Christian leaders used a verse that encouraged the Israelites to not “go out the door of your house” until one of the plagues of Exodus had passed (Exodus 12:22). Muslims capitalised on the exhortation that “Allah loves those who are clean” (Surah al-Baqarah, 2:222) in the Qur’an.

Through this, religious leaders showed how COVID-19 is a “plague” or “pestilence” that “will actually kill people if we don’t take it seriously,” Williams said.

Part of IDFP’s advocacy efforts, these messages also countered misinformation, conspiracy theories, and resistance to social distancing measures produced within religious communities.

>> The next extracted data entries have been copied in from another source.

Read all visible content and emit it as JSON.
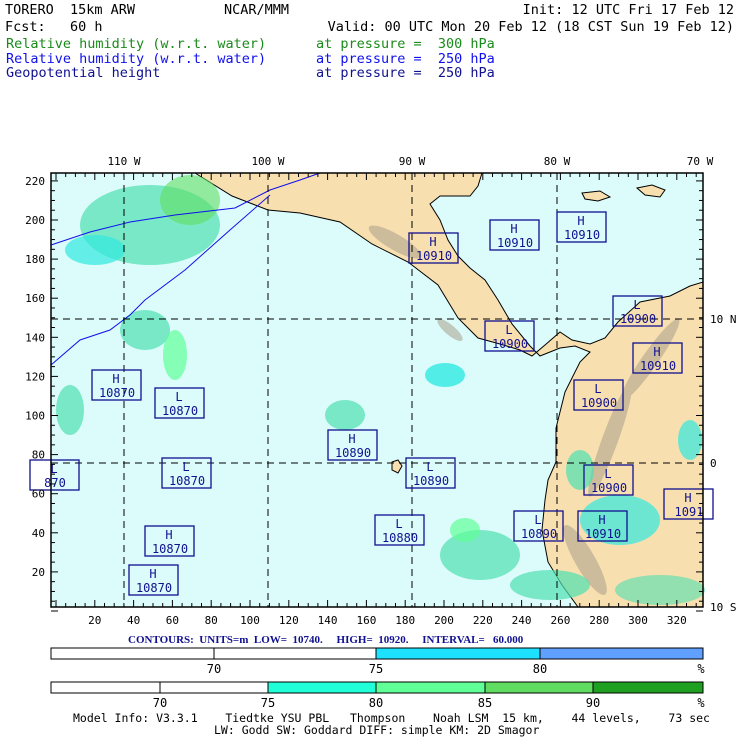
{
  "header": {
    "model": "TORERO  15km ARW",
    "center": "NCAR/MMM",
    "init": "Init: 12 UTC Fri 17 Feb 12",
    "fcst": "Fcst:   60 h",
    "valid": "Valid: 00 UTC Mon 20 Feb 12 (18 CST Sun 19 Feb 12)"
  },
  "fields": [
    {
      "name": "Relative humidity (w.r.t. water)",
      "level": "at pressure =  300 hPa",
      "color": "#1a8a1a"
    },
    {
      "name": "Relative humidity (w.r.t. water)",
      "level": "at pressure =  250 hPa",
      "color": "#1010ee"
    },
    {
      "name": "Geopotential height",
      "level": "at pressure =  250 hPa",
      "color": "#101090"
    }
  ],
  "map": {
    "lon_labels": [
      "110 W",
      "100 W",
      "90 W",
      "80 W",
      "70 W"
    ],
    "lat_labels": [
      "10 N",
      "0",
      "10 S"
    ],
    "x_ticks": [
      "20",
      "40",
      "60",
      "80",
      "100",
      "120",
      "140",
      "160",
      "180",
      "200",
      "220",
      "240",
      "260",
      "280",
      "300",
      "320"
    ],
    "y_ticks": [
      "20",
      "40",
      "60",
      "80",
      "100",
      "120",
      "140",
      "160",
      "180",
      "200",
      "220"
    ],
    "colors": {
      "ocean": "#dcfcfc",
      "land": "#f8dfb0",
      "contour": "#101090"
    },
    "centers": [
      {
        "type": "H",
        "value": "10910"
      },
      {
        "type": "H",
        "value": "10910"
      },
      {
        "type": "H",
        "value": "10910"
      },
      {
        "type": "L",
        "value": "10900"
      },
      {
        "type": "L",
        "value": "10900"
      },
      {
        "type": "H",
        "value": "10910"
      },
      {
        "type": "L",
        "value": "10900"
      },
      {
        "type": "H",
        "value": "10870"
      },
      {
        "type": "L",
        "value": "10870"
      },
      {
        "type": "H",
        "value": "10890"
      },
      {
        "type": "L",
        "value": "10890"
      },
      {
        "type": "L",
        "value": "870"
      },
      {
        "type": "L",
        "value": "10870"
      },
      {
        "type": "L",
        "value": "10900"
      },
      {
        "type": "H",
        "value": "1091"
      },
      {
        "type": "L",
        "value": "10880"
      },
      {
        "type": "L",
        "value": "10890"
      },
      {
        "type": "H",
        "value": "10910"
      },
      {
        "type": "H",
        "value": "10870"
      },
      {
        "type": "H",
        "value": "10870"
      }
    ]
  },
  "contours": {
    "text": "CONTOURS:  UNITS=m  LOW=  10740.     HIGH=  10920.     INTERVAL=   60.000"
  },
  "colorbar_250": {
    "labels": [
      "70",
      "75",
      "80",
      "%"
    ],
    "colors": [
      "#ffffff",
      "#ffffff",
      "#1ee0ff",
      "#60a0ff"
    ]
  },
  "colorbar_300": {
    "labels": [
      "70",
      "75",
      "80",
      "85",
      "90",
      "%"
    ],
    "colors": [
      "#ffffff",
      "#ffffff",
      "#20ffd8",
      "#60ff98",
      "#60dd60",
      "#20a020"
    ]
  },
  "footer": {
    "line1": "Model Info: V3.3.1    Tiedtke YSU PBL   Thompson    Noah LSM  15 km,    44 levels,    73 sec",
    "line2": "LW: Godd SW: Goddard DIFF: simple KM: 2D Smagor"
  }
}
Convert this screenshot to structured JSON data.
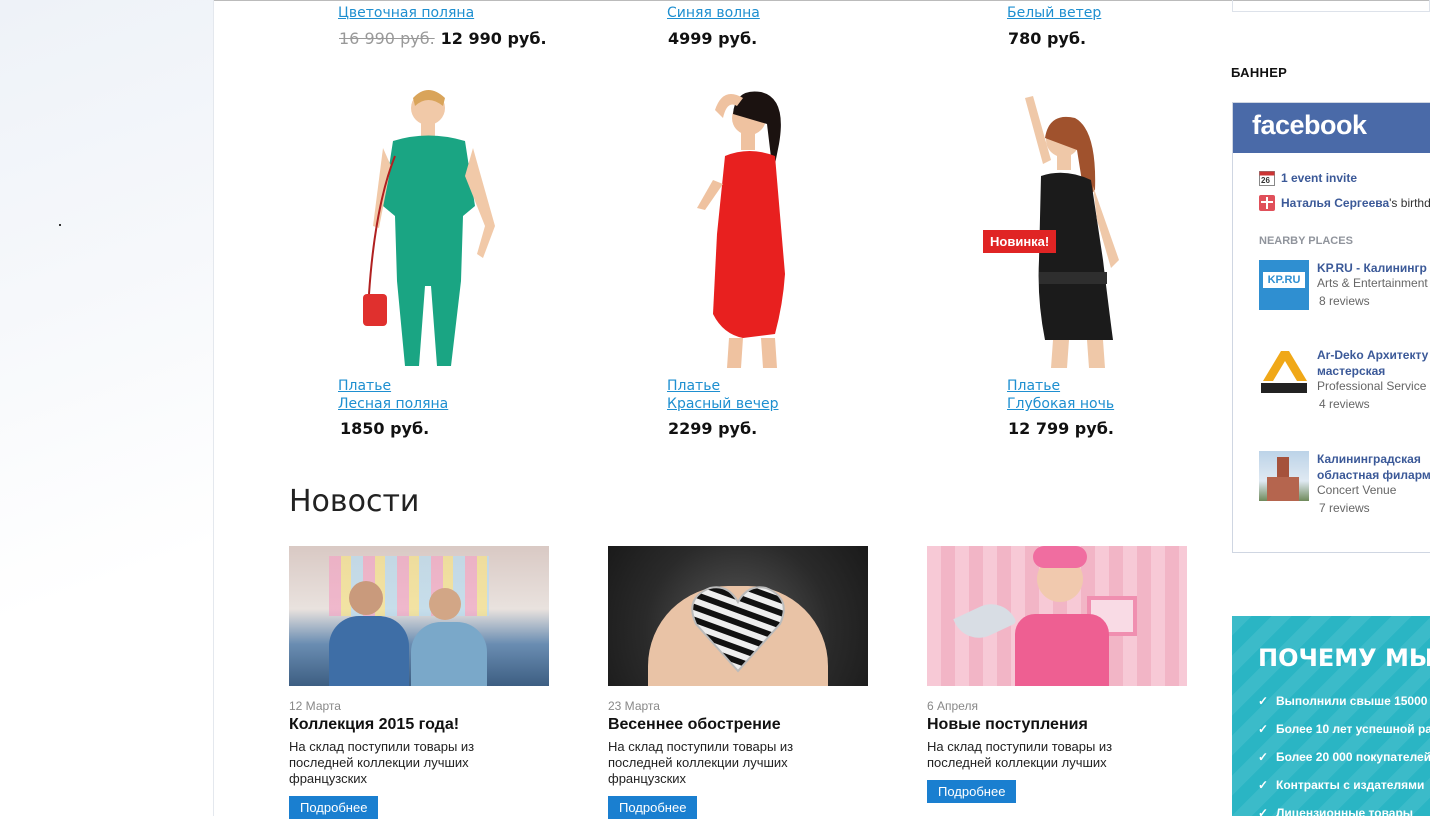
{
  "products_top": [
    {
      "name": "Цветочная поляна",
      "old_price": "16 990 руб.",
      "price": "12 990 руб."
    },
    {
      "name": "Синяя волна",
      "price": "4999 руб."
    },
    {
      "name": "Белый ветер",
      "price": "780 руб."
    }
  ],
  "products": [
    {
      "type": "Платье",
      "name": "Лесная поляна",
      "price": "1850 руб.",
      "color": "#1aa583"
    },
    {
      "type": "Платье",
      "name": "Красный вечер",
      "price": "2299 руб.",
      "color": "#e8201f"
    },
    {
      "type": "Платье",
      "name": "Глубокая ночь",
      "price": "12 799 руб.",
      "color": "#1b1b1b",
      "badge": "Новинка!"
    }
  ],
  "news": {
    "title": "Новости",
    "items": [
      {
        "date": "12 Марта",
        "headline": "Коллекция 2015 года!",
        "text": "На склад поступили товары из последней коллекции лучших французских",
        "button": "Подробнее"
      },
      {
        "date": "23 Марта",
        "headline": "Весеннее обострение",
        "text": "На склад поступили товары из последней коллекции лучших французских",
        "button": "Подробнее"
      },
      {
        "date": "6 Апреля",
        "headline": "Новые поступления",
        "text": "На склад поступили товары из последней коллекции лучших",
        "button": "Подробнее"
      }
    ]
  },
  "sidebar": {
    "banner_label": "БАННЕР",
    "facebook": {
      "logo": "facebook",
      "event_day": "26",
      "event_invite": "1 event invite",
      "birthday_name": "Наталья Сергеева",
      "birthday_suffix": "'s birthd",
      "nearby_label": "NEARBY PLACES",
      "places": [
        {
          "name": "KP.RU - Калинингр",
          "category": "Arts & Entertainment",
          "reviews": "8 reviews"
        },
        {
          "name": "Ar-Deko Архитекту",
          "name2": "мастерская",
          "category": "Professional Service",
          "reviews": "4 reviews"
        },
        {
          "name": "Калининградская",
          "name2": "областная филарм",
          "category": "Concert Venue",
          "reviews": "7 reviews"
        }
      ]
    },
    "why": {
      "title": "ПОЧЕМУ МЫ?",
      "items": [
        "Выполнили свыше 15000",
        "Более 10 лет успешной ра",
        "Более 20 000 покупателей",
        "Контракты с издателями",
        "Лицензионные товары"
      ]
    }
  }
}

This, Williams and Aung both said, was one of the more difficult aspects of their work.

 

Supporting Fellows’ responses


KAICIID Fellow Nur Hidayah, founder of Yayasan Pemberdayaan Masyarakat Indonesia Cerdas (YPMIC), observed how initially, various religious communities in Indonesia, “insisted on continuing to worship at their respective places of prayer,” she said. She decided to address this issue head on.

“One of YPMIC's visions is to create a safe, comfortable and peaceful situation in Indonesia,” Hidayah said. “Therefore, we conducted interreligious dialogue sessions that resulted in a guide to worship at home during the COVID-19 pandemic period.”

Through dialogue and with the help of multiple media platforms, faith leaders from various backgrounds were able to produce and share resources on how to worship at home in order to “break the chain of distribution in society,” she said.

Religious communities of all kinds responded positively to the messaging.

“The support of KAICIID for our activities at YPMIC during the pandemic was extraordinary,” said Hidayah, “it made it easier and helped us achieve our target.”

To date, 26 different KAICIID Fellows like Hidayah have been awarded grants to support their work in the wake of the pandemic. KAICIID is also in the process of awarding grants to organizations and individuals responding to the crisis through interreligious dialogue in the Arab Region, Myanmar and Nigeria.      

These grants, while not used for masks, medicines, or equipment, are being deployed to make a tangible impact among different religious communities in KAICIID’s focus areas.

They also seem to be paving the way for more fruitful dialogue in the future.

Reiterating what Aung shared about his context in Myanmar, IDFP’s Williams said “people are really seeing how what affects the other person also affects you.”

“People are seeing how Muslims and Christians, we all suffer together,” she said, “and that is reawakening a consciousness that says, ‘we need each other to survive.’”

This is not only the case when it comes to COVID-19. Williams said the shared challenge has rekindled an awareness that, “we need each other to make an impact in many ways.”

“At this point, nobody is talking about differences,” she said.

Instead, people are realizing that “what is important is working together as a team; to save our lives, to save the creation, to save the world.”